Yes, Adults cry!
When I was 28 years old, we moved from Kiel, Germany to Bordeaux, France. I had already learned German fluently and thought, hey I can do this again. I spent a few crazy weeks setting up our home, and then I organized my first language classes. By this time, about four weeks into life in France I knew it was desperately necessary to learn this language. You see, just to get our TV hooked up I had to call my husband’s secretary and have her talk to the TV guy. The same for the internet and most of our bills. I felt completely useless and inept! The pressure was on me to learn this and learn it fast.
I needed a babysitter for the summer to take care of Carli during my classes and had the brilliant idea of flying in one of my teenage nieces.

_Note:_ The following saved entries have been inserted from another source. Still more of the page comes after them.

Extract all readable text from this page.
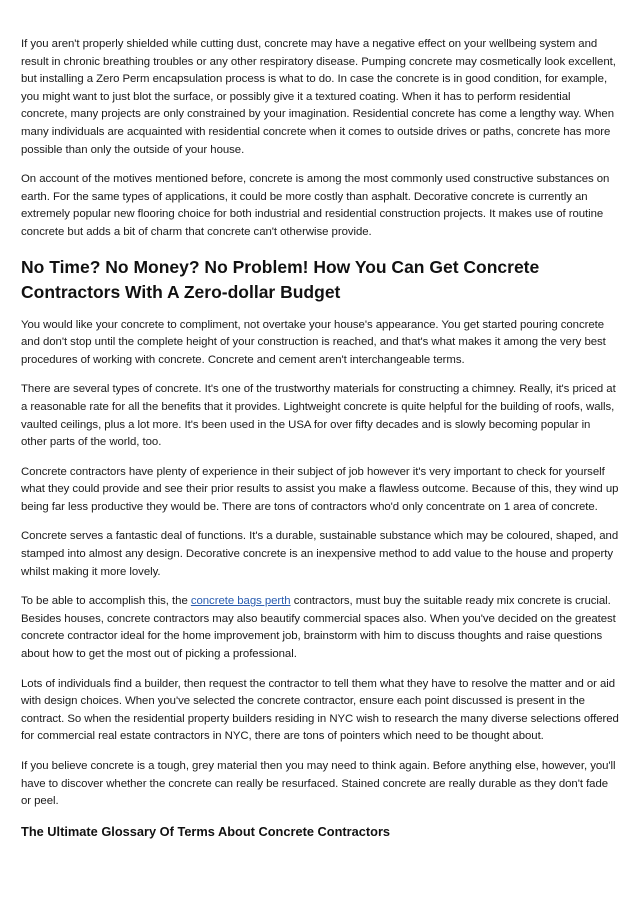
If you aren't properly shielded while cutting dust, concrete may have a negative effect on your wellbeing system and result in chronic breathing troubles or any other respiratory disease. Pumping concrete may cosmetically look excellent, but installing a Zero Perm encapsulation process is what to do. In case the concrete is in good condition, for example, you might want to just blot the surface, or possibly give it a textured coating. When it has to perform residential concrete, many projects are only constrained by your imagination. Residential concrete has come a lengthy way. When many individuals are acquainted with residential concrete when it comes to outside drives or paths, concrete has more possible than only the outside of your house.

On account of the motives mentioned before, concrete is among the most commonly used constructive substances on earth. For the same types of applications, it could be more costly than asphalt. Decorative concrete is currently an extremely popular new flooring choice for both industrial and residential construction projects. It makes use of routine concrete but adds a bit of charm that concrete can't otherwise provide.

No Time? No Money? No Problem! How You Can Get Concrete Contractors With A Zero-dollar Budget

You would like your concrete to compliment, not overtake your house's appearance. You get started pouring concrete and don't stop until the complete height of your construction is reached, and that's what makes it among the very best procedures of working with concrete. Concrete and cement aren't interchangeable terms.

There are several types of concrete. It's one of the trustworthy materials for constructing a chimney. Really, it's priced at a reasonable rate for all the benefits that it provides. Lightweight concrete is quite helpful for the building of roofs, walls, vaulted ceilings, plus a lot more. It's been used in the USA for over fifty decades and is slowly becoming popular in other parts of the world, too.

Concrete contractors have plenty of experience in their subject of job however it's very important to check for yourself what they could provide and see their prior results to assist you make a flawless outcome. Because of this, they wind up being far less productive they would be. There are tons of contractors who'd only concentrate on 1 area of concrete.

Concrete serves a fantastic deal of functions. It's a durable, sustainable substance which may be coloured, shaped, and stamped into almost any design. Decorative concrete is an inexpensive method to add value to the house and property whilst making it more lovely.

To be able to accomplish this, the concrete bags perth contractors, must buy the suitable ready mix concrete is crucial. Besides houses, concrete contractors may also beautify commercial spaces also. When you've decided on the greatest concrete contractor ideal for the home improvement job, brainstorm with him to discuss thoughts and raise questions about how to get the most out of picking a professional.

Lots of individuals find a builder, then request the contractor to tell them what they have to resolve the matter and or aid with design choices. When you've selected the concrete contractor, ensure each point discussed is present in the contract. So when the residential property builders residing in NYC wish to research the many diverse selections offered for commercial real estate contractors in NYC, there are tons of pointers which need to be thought about.

If you believe concrete is a tough, grey material then you may need to think again. Before anything else, however, you'll have to discover whether the concrete can really be resurfaced. Stained concrete are really durable as they don't fade or peel.

The Ultimate Glossary Of Terms About Concrete Contractors
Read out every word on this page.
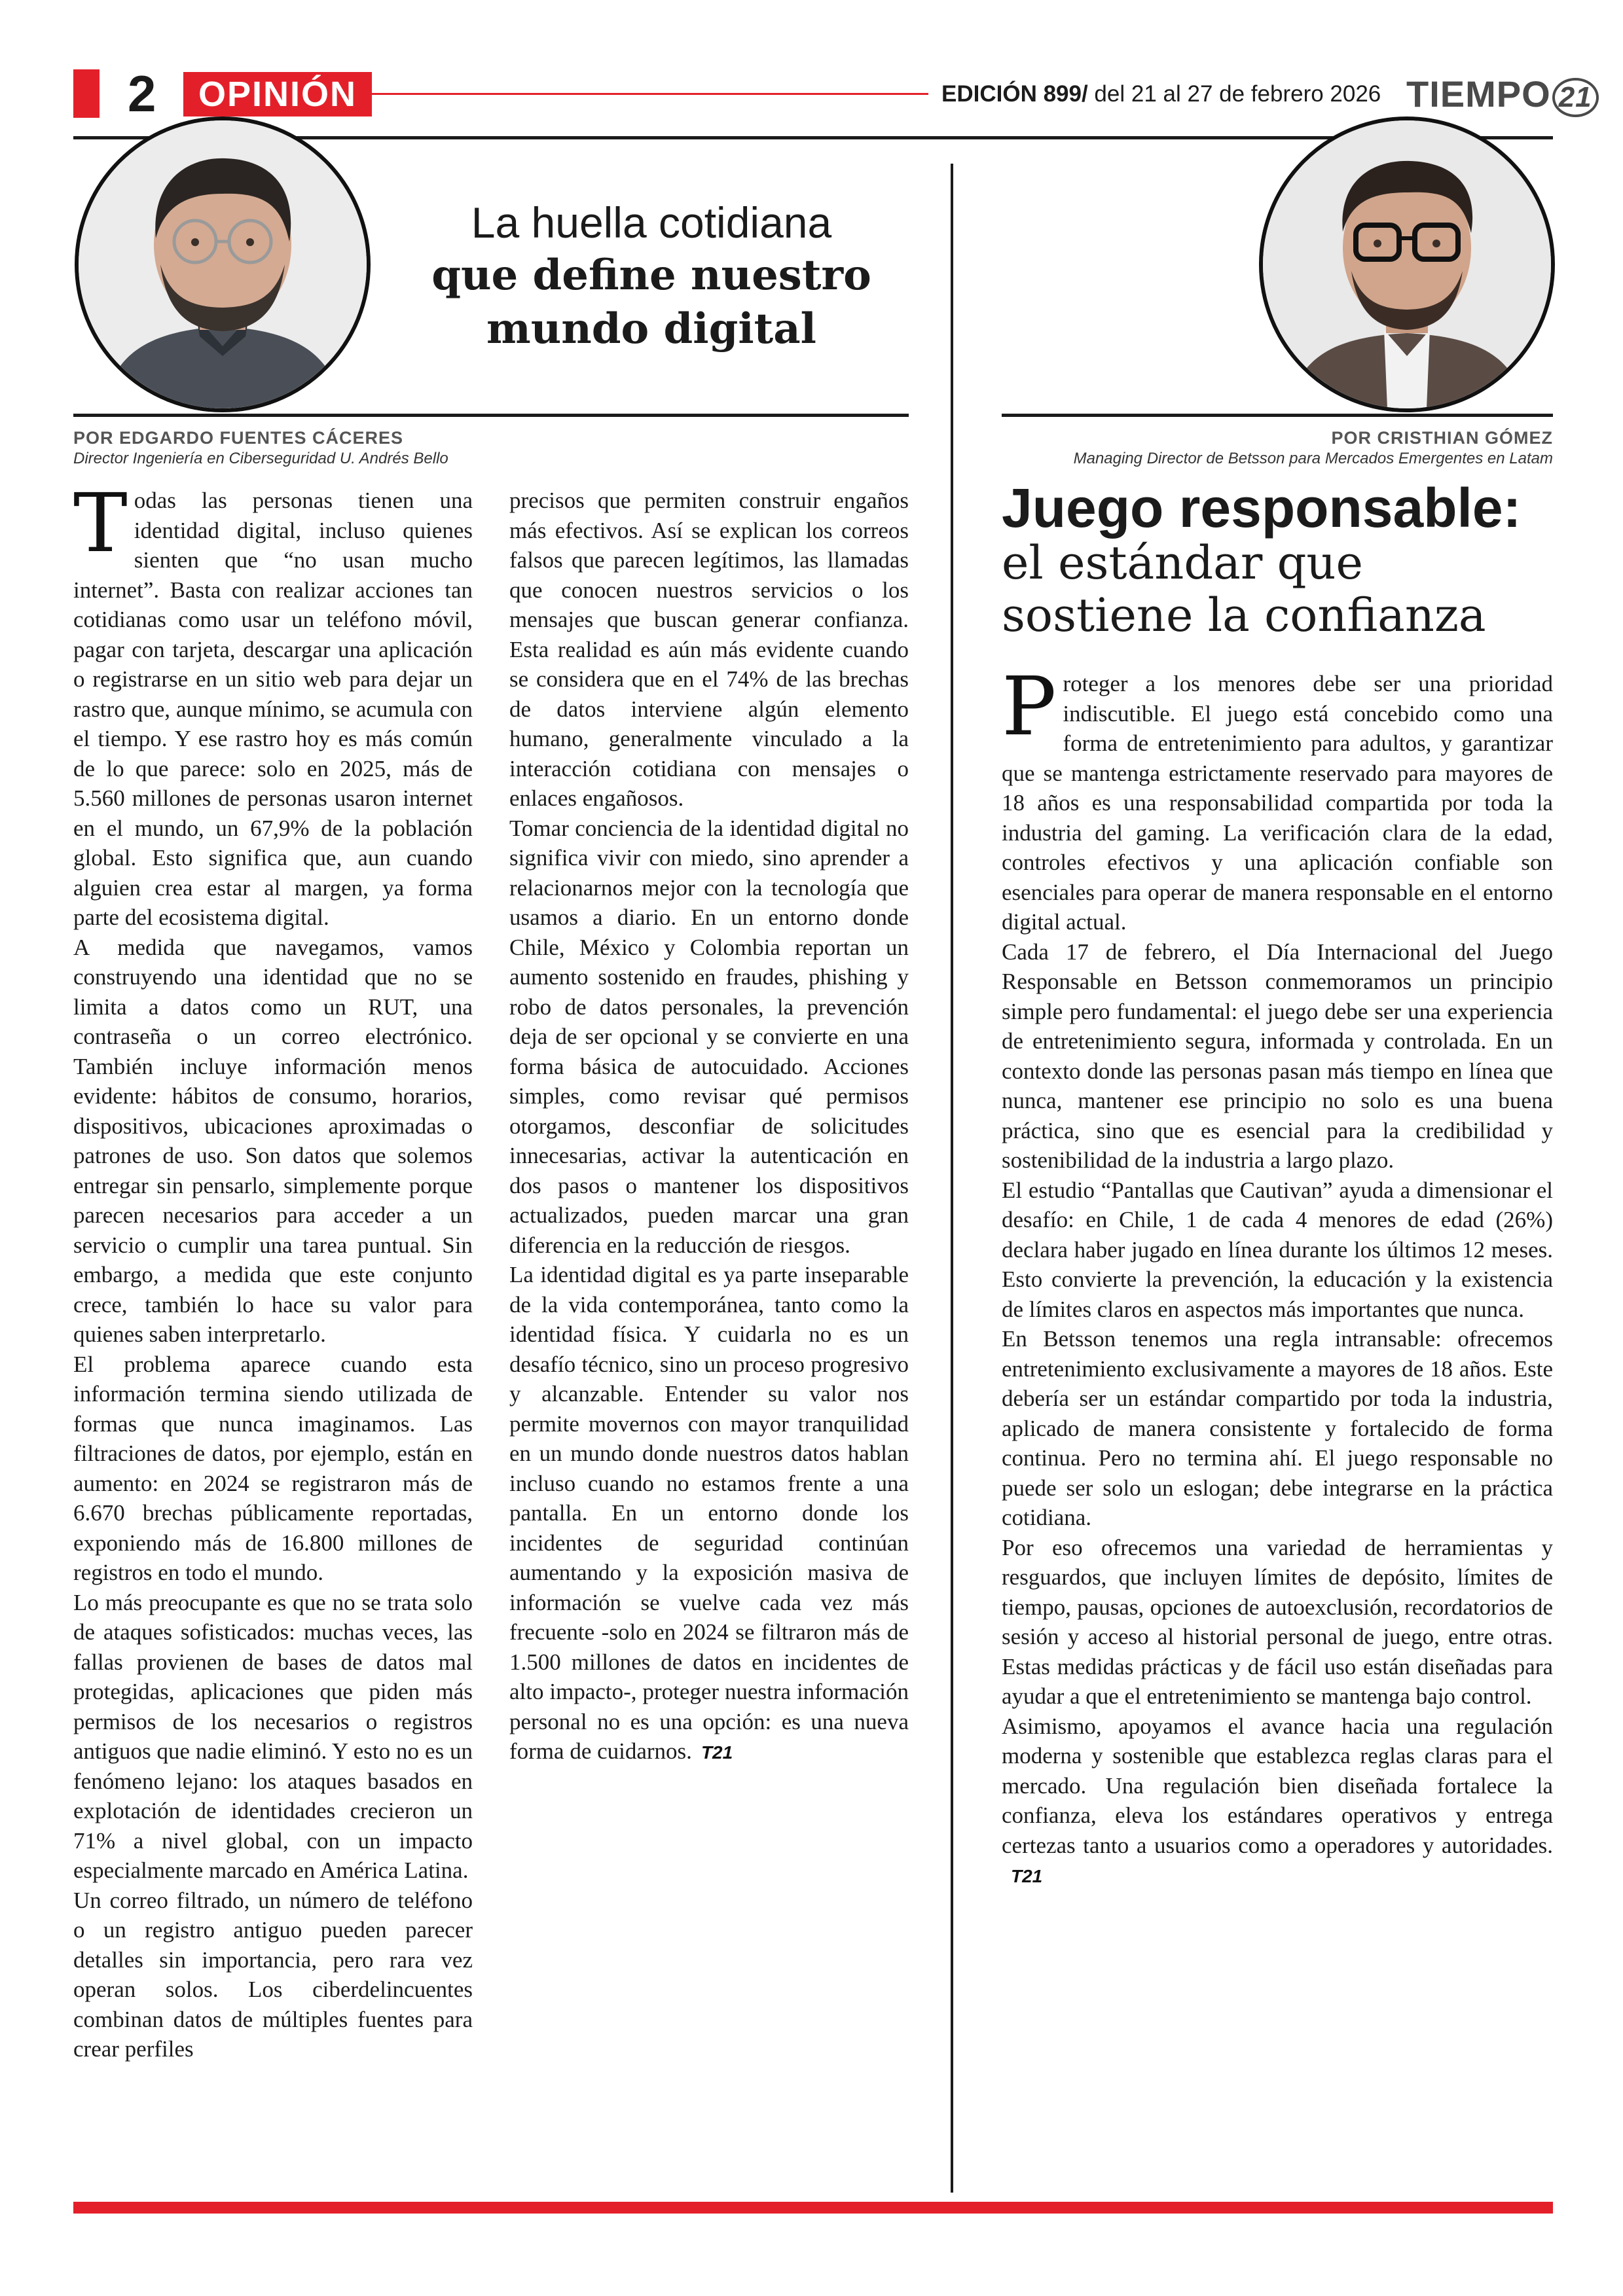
2	OPINIÓN	EDICIÓN 899/ del 21 al 27 de febrero 2026 TIEMPO 21
La huella cotidiana
que define nuestro mundo digital
POR EDGARDO FUENTES CÁCERES
Director Ingeniería en Ciberseguridad U. Andrés Bello

Todas las personas tienen una identidad digital, incluso quienes sienten que “no usan mucho internet”. Basta con realizar acciones tan cotidianas como usar un teléfono móvil, pagar con tarjeta, descargar una aplicación o registrarse en un sitio web para dejar un rastro que, aunque mínimo, se acumula con el tiempo. Y ese rastro hoy es más común de lo que parece: solo en 2025, más de 5.560 millones de personas usaron internet en el mundo, un 67,9% de la población global. Esto significa que, aun cuando alguien crea estar al margen, ya forma parte del ecosistema digital.

A medida que navegamos, vamos construyendo una identidad que no se limita a datos como un RUT, una contraseña o un correo electrónico. También incluye información menos evidente: hábitos de consumo, horarios, dispositivos, ubicaciones aproximadas o patrones de uso. Son datos que solemos entregar sin pensarlo, simplemente porque parecen necesarios para acceder a un servicio o cumplir una tarea puntual. Sin embargo, a medida que este conjunto crece, también lo hace su valor para quienes saben interpretarlo.

El problema aparece cuando esta información termina siendo utilizada de formas que nunca imaginamos. Las filtraciones de datos, por ejemplo, están en aumento: en 2024 se registraron más de 6.670 brechas públicamente reportadas, exponiendo más de 16.800 millones de registros en todo el mundo.

Lo más preocupante es que no se trata solo de ataques sofisticados: muchas veces, las fallas provienen de bases de datos mal protegidas, aplicaciones que piden más permisos de los necesarios o registros antiguos que nadie eliminó. Y esto no es un fenómeno lejano: los ataques basados en explotación de identidades crecieron un 71% a nivel global, con un impacto especialmente marcado en América Latina.

Un correo filtrado, un número de teléfono o un registro antiguo pueden parecer detalles sin importancia, pero rara vez operan solos. Los ciberdelincuentes combinan datos de múltiples fuentes para crear perfiles

precisos que permiten construir engaños más efectivos. Así se explican los correos falsos que parecen legítimos, las llamadas que conocen nuestros servicios o los mensajes que buscan generar confianza. Esta realidad es aún más evidente cuando se considera que en el 74% de las brechas de datos interviene algún elemento humano, generalmente vinculado a la interacción cotidiana con mensajes o enlaces engañosos.

Tomar conciencia de la identidad digital no significa vivir con miedo, sino aprender a relacionarnos mejor con la tecnología que usamos a diario. En un entorno donde Chile, México y Colombia reportan un aumento sostenido en fraudes, phishing y robo de datos personales, la prevención deja de ser opcional y se convierte en una forma básica de autocuidado. Acciones simples, como revisar qué permisos otorgamos, desconfiar de solicitudes innecesarias, activar la autenticación en dos pasos o mantener los dispositivos actualizados, pueden marcar una gran diferencia en la reducción de riesgos.

La identidad digital es ya parte inseparable de la vida contemporánea, tanto como la identidad física. Y cuidarla no es un desafío técnico, sino un proceso progresivo y alcanzable. Entender su valor nos permite movernos con mayor tranquilidad en un mundo donde nuestros datos hablan incluso cuando no estamos frente a una pantalla. En un entorno donde los incidentes de seguridad continúan aumentando y la exposición masiva de información se vuelve cada vez más frecuente -solo en 2024 se filtraron más de 1.500 millones de datos en incidentes de alto impacto-, proteger nuestra información personal no es una opción: es una nueva forma de cuidarnos. T21

POR CRISTHIAN GÓMEZ
Managing Director de Betsson para Mercados Emergentes en Latam
Juego responsable:
el estándar que sostiene la confianza

Proteger a los menores debe ser una prioridad indiscutible. El juego está concebido como una forma de entretenimiento para adultos, y garantizar que se mantenga estrictamente reservado para mayores de 18 años es una responsabilidad compartida por toda la industria del gaming. La verificación clara de la edad, controles efectivos y una aplicación confiable son esenciales para operar de manera responsable en el entorno digital actual.

Cada 17 de febrero, el Día Internacional del Juego Responsable en Betsson conmemoramos un principio simple pero fundamental: el juego debe ser una experiencia de entretenimiento segura, informada y controlada. En un contexto donde las personas pasan más tiempo en línea que nunca, mantener ese principio no solo es una buena práctica, sino que es esencial para la credibilidad y sostenibilidad de la industria a largo plazo.

El estudio “Pantallas que Cautivan” ayuda a dimensionar el desafío: en Chile, 1 de cada 4 menores de edad (26%) declara haber jugado en línea durante los últimos 12 meses. Esto convierte la prevención, la educación y la existencia de límites claros en aspectos más importantes que nunca.

En Betsson tenemos una regla intransable: ofrecemos entretenimiento exclusivamente a mayores de 18 años. Este debería ser un estándar compartido por toda la industria, aplicado de manera consistente y fortalecido de forma continua. Pero no termina ahí. El juego responsable no puede ser solo un eslogan; debe integrarse en la práctica cotidiana.

Por eso ofrecemos una variedad de herramientas y resguardos, que incluyen límites de depósito, límites de tiempo, pausas, opciones de autoexclusión, recordatorios de sesión y acceso al historial personal de juego, entre otras. Estas medidas prácticas y de fácil uso están diseñadas para ayudar a que el entretenimiento se mantenga bajo control.

Asimismo, apoyamos el avance hacia una regulación moderna y sostenible que establezca reglas claras para el mercado. Una regulación bien diseñada fortalece la confianza, eleva los estándares operativos y entrega certezas tanto a usuarios como a operadores y autoridades.T21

Sydney came, and within a few days of being there, I had my first lesson. Three grueling hours of French grammar being taught in what language? French of course. My brain was burning, and I had to do this five days a week! After a day or two more I came home, I saw Sydney playing with Carli. She asked in a friendly chipper way, “So Ali, how was French?” I didn’t answer. I threw my bag on the floor, myself on the coach and starting sobbing. Sydney and Carli came and stroked my hair, “What’s wrong?” my answer was a simple “It’s so hard! I don’t want to do this, but I don’t have a choice!” Sydney’s reply, “ I didn’t know that school was hard for adults too.”
Yes, I cry, and yes I still cry. Expat life and being thrown out of your comfort zone time and time again is hard. Be real and own up when you’ve had a bad day. I don’t know why we think we need to hide our frustration. I know Sydney remembers this incident, and now as a mother of three little ones I’m sure she cries too. We are all thrown hard things in life. Whatever your hard is, own it, embrace it and know that you’re not alone.